How do we measure the ecosystem? Need to look at the edges. Performed 110 scans of entire IPv4 address space over 18 month period. completed 1.8 billion TLS handshakes and 42 unique certificates.
Active scans – need to limit scan impact. Didn’t need to scan very fast – did the scans over 24 hour period, randomized and indicated the purpose of the sans over http, dns and whois honored all requests to be excluded from future scans (less than 100 networks).
- 1832 CA certificates belonging to 683 orgs
- 80% of orgs were not commercial CAs
- 57 countries – 30% in usa, 21% in germany, 4% france, 3% japan…
- 40% academic institutions
- 20% commercial
- 12% government, 12% corporations
- 45% of organizations were provided certificates by German National Research and Education Network
- A large number of root CAs have provided CA certs to unrelated orgs and governments – unrestricted CA certs to 62 corporations from one root CA
- 75% are really signed by Comodo, Symantec and GoDaddy
- 90% are descendants of 4 roots and 90% are signed by 40 intermediate certs
- 26% are signed by one intermediate certificate!
Large attack service:
- Only 6 CA certs had ame constraints – rest could sign for any domain
- Only 40% had a length constraint – others can create new CA certs
- Certs are issued for 40+ years
- 49% of certs have a 1024-bit key
Lack of oversight – unmaintainable ecosystem. Policies are ignored, web browsers need co demand and coordinate change… A lot of recent work on TLS improvements, but need to make HTTPS more widespread.

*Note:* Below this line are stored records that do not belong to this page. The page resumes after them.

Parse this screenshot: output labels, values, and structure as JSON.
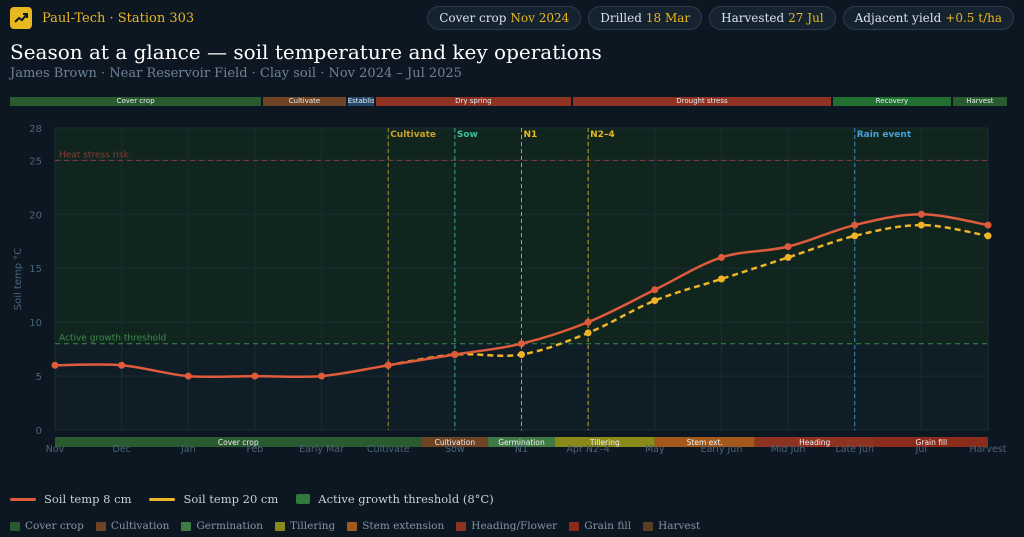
{
  "brand": {
    "name": "Paul-Tech · Station 303",
    "icon": "trend-chart-icon"
  },
  "pills": [
    {
      "label": "Cover crop",
      "value": "Nov 2024"
    },
    {
      "label": "Drilled",
      "value": "18 Mar"
    },
    {
      "label": "Harvested",
      "value": "27 Jul"
    },
    {
      "label": "Adjacent yield",
      "value": "+0.5 t/ha"
    }
  ],
  "title": "Season at a glance — soil temperature and key operations",
  "subtitle": "James Brown · Near Reservoir Field · Clay soil · Nov 2024 – Jul 2025",
  "season_strip": [
    {
      "label": "Cover crop",
      "color": "#2a5a30",
      "start": 0,
      "end": 3.6
    },
    {
      "label": "Cultivate",
      "color": "#6e4424",
      "start": 3.6,
      "end": 4.8
    },
    {
      "label": "Establish",
      "color": "#23466a",
      "start": 4.8,
      "end": 5.2
    },
    {
      "label": "Dry spring",
      "color": "#8e3322",
      "start": 5.2,
      "end": 8
    },
    {
      "label": "Drought stress",
      "color": "#8e3322",
      "start": 8,
      "end": 11.7
    },
    {
      "label": "Recovery",
      "color": "#217032",
      "start": 11.7,
      "end": 13.4
    },
    {
      "label": "Harvest",
      "color": "#2a5a30",
      "start": 13.4,
      "end": 14.2
    }
  ],
  "chart_data": {
    "type": "line",
    "categories": [
      "Nov",
      "Dec",
      "Jan",
      "Feb",
      "Early Mar",
      "Cultivate",
      "Sow",
      "N1",
      "Apr N2–4",
      "May",
      "Early Jun",
      "Mid Jun",
      "Late Jun",
      "Jul",
      "Harvest"
    ],
    "ylabel": "Soil temp °C",
    "ylim": [
      0,
      28
    ],
    "yticks": [
      0,
      5,
      10,
      15,
      20,
      25,
      28
    ],
    "series": [
      {
        "name": "Soil temp 8 cm",
        "color": "#e05a3c",
        "style": "solid",
        "values": [
          6,
          6,
          5,
          5,
          5,
          6,
          7,
          8,
          10,
          13,
          16,
          17,
          19,
          20,
          19
        ]
      },
      {
        "name": "Soil temp 20 cm",
        "color": "#f0b429",
        "style": "dashed",
        "values": [
          null,
          null,
          null,
          null,
          null,
          6,
          7,
          7,
          9,
          12,
          14,
          16,
          18,
          19,
          18
        ]
      }
    ],
    "reference_lines": [
      {
        "label": "Heat stress risk",
        "y": 25,
        "color": "#8a3b36"
      },
      {
        "label": "Active growth threshold",
        "y": 8,
        "color": "#3e8a4a"
      }
    ],
    "events": [
      {
        "label": "Cultivate",
        "x": 5,
        "color": "#c9a227"
      },
      {
        "label": "Sow",
        "x": 6,
        "color": "#3fbfa0"
      },
      {
        "label": "N1",
        "x": 7,
        "color": "#e8b820"
      },
      {
        "label": "N2–4",
        "x": 8,
        "color": "#e8b820"
      },
      {
        "label": "Rain event",
        "x": 12,
        "color": "#4a9fd8"
      }
    ],
    "stage_bands": [
      {
        "label": "Cover crop",
        "start": 0,
        "end": 5.5,
        "color": "#2a5a30"
      },
      {
        "label": "Cultivation",
        "start": 5.5,
        "end": 6.5,
        "color": "#6e4424"
      },
      {
        "label": "Germination",
        "start": 6.5,
        "end": 7.5,
        "color": "#3f7a46"
      },
      {
        "label": "Tillering",
        "start": 7.5,
        "end": 9,
        "color": "#8a8a1a"
      },
      {
        "label": "Stem ext.",
        "start": 9,
        "end": 10.5,
        "color": "#a4591c"
      },
      {
        "label": "Heading",
        "start": 10.5,
        "end": 12.3,
        "color": "#8e3322"
      },
      {
        "label": "Grain fill",
        "start": 12.3,
        "end": 14,
        "color": "#8a2b1c"
      }
    ]
  },
  "legend_main": [
    {
      "label": "Soil temp 8 cm",
      "color": "#e05a3c",
      "kind": "line"
    },
    {
      "label": "Soil temp 20 cm",
      "color": "#f0b429",
      "kind": "line"
    },
    {
      "label": "Active growth threshold (8°C)",
      "color": "#2f7a3a",
      "kind": "box"
    }
  ],
  "legend_stages": [
    {
      "label": "Cover crop",
      "color": "#2a5a30"
    },
    {
      "label": "Cultivation",
      "color": "#6e4424"
    },
    {
      "label": "Germination",
      "color": "#3f7a46"
    },
    {
      "label": "Tillering",
      "color": "#8a8a1a"
    },
    {
      "label": "Stem extension",
      "color": "#a4591c"
    },
    {
      "label": "Heading/Flower",
      "color": "#8e3322"
    },
    {
      "label": "Grain fill",
      "color": "#8a2b1c"
    },
    {
      "label": "Harvest",
      "color": "#5a3e22"
    }
  ]
}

Q: what are the incentives to lead the big technical change? How can we re-engineer the market?
A: the move towards more security… the end-user is never going to push for it, need a push from large companies and us as a community
F. Streibelt, J. Boettger, N. Chatzis (TU Berlin), G. Smaragdakis (T-Labs/TU Berlin), and A. Feldmann (TU Berlin)
non-ISP resolvers are gaining momentum – users are far from resolvers and often mess up CDN assignments.
13% of (top something) Alexa domains seem to support EDNS0 already.
Client IP in ECS cannot be checked – use that for probing (actually interesting)! Find the location of CDN caches within ISPs, observe the growth of CDNs, infer client-to-server mappings…
Validation against RIPE RIS.
Using to detect GGC (Google Global Cache edge servers) – various ISPs, very often used to serve users, usually from within an AS.
M. Calder (USC), X. Fan, Z. Hu (USC/ISI), R. Govindan (USC), J. Heidemann (USC/ISI) and E. Katz-Bassett (USC)
Huge Google infrastructure expansion: Google.com servers in October ’12 – 200 sites in 60 countries and 100ASes (mostly google’s ASes) . One year forward: 1400 sites in 130+ countries and 800ASes (mostly ISP ASes).
The approach relies on “the fact that Google works hard to direct clients to nearby frontends”
Same technique with EDNS as previous paper. Longitudinal study of Google infrastructure.